The increased risk of metabolic syndrome for patients on SGAs remains a great concern. Metabolic syndrome contributes to a number of troublesome psychological and physical co-morbidities, such as depression (Herva et al., 2006), diabetes mellitus (Mukherjee et al., 1996) and cardiovascular disease (Robinson et al., 2005).
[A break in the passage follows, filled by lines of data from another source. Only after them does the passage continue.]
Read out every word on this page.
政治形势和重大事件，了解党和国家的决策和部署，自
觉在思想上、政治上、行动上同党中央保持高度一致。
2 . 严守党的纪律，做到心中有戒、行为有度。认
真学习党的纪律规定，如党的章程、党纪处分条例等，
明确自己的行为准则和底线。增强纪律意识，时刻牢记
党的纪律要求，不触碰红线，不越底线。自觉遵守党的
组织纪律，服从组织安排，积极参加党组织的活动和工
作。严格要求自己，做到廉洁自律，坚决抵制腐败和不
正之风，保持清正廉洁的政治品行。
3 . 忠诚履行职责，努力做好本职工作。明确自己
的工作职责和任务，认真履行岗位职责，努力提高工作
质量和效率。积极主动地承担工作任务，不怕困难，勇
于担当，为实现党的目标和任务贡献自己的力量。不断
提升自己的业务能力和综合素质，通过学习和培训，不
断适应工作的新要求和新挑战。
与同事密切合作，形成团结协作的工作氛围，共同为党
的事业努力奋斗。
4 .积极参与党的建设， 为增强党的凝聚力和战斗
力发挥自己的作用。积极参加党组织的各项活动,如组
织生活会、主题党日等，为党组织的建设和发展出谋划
There are no ‘gold-standard’ treatment guidelines for the use of antipsychotic drugs for the population of schizophrenia patients. Antipsychotic treatment should be individualized carefully, considering each patient’s preferences and their clinical condition.
Footnotes
Acknowledgements
The authors are grateful to the following clinicians involved in the data collection: Hong Deng and Wei Hao in China; Ajit Avasthi, Dipesh Bhagabati, Roy Abraham Kallivayalil, Shubhangi R Parkar and YC Janardhan Reddy in India; Tateno Masaru, Masamune Yayoi, Akiyama Tsuyoshi, Sato Soichirou, Nakagome Kazuyuki, Nakamura Jun and Kuroki Toshihide in Japan; Tae-Yeon Hwang, Seok Hyeon Kim, Yo Wang Lee and Jong- Il Lee in Korea; Tung-ping Su, Shih-ku Lin,Tzu-ting Chen, Chieh-hsin Chang, Hong-chieh Hsu, Chi-Fa Hung and Cheng-chung Chen in Taiwan; Krisakorn Sukavatvibul, Jittima Kleawtanong, Tantawan Suradechasakul, Manote Lotrakul and Usaree Srisutudsanavong in Thailand; and Norharlina Bahar in Malaysia. The authors would also like to thank the clinicians who helped to organize the study in each study site.
Funding
This study was supported in part by grants from the National Natural Science Foundation of China (81171270, 30800367, 30770776), the Beijing Nova Program of the Beijing Municipal Science & Technology Commission (2008B59), the Chinese University of Hong Kong (Direct Grant for Research; Project 2041454), the Institute of Mental Health research grant (CRC 249/2008) in Singapore, the Bureau of National Health Insurance (DOH92-NH-1025) in Taiwan, Chang Gung Memorial Hospital (CMRPG83043) and the Taipei City Government (97001-62-010), Taiwan.
Declaration of interest
The authors report no conflicts of interest. The authors alone are responsible for the content and writing of the paper.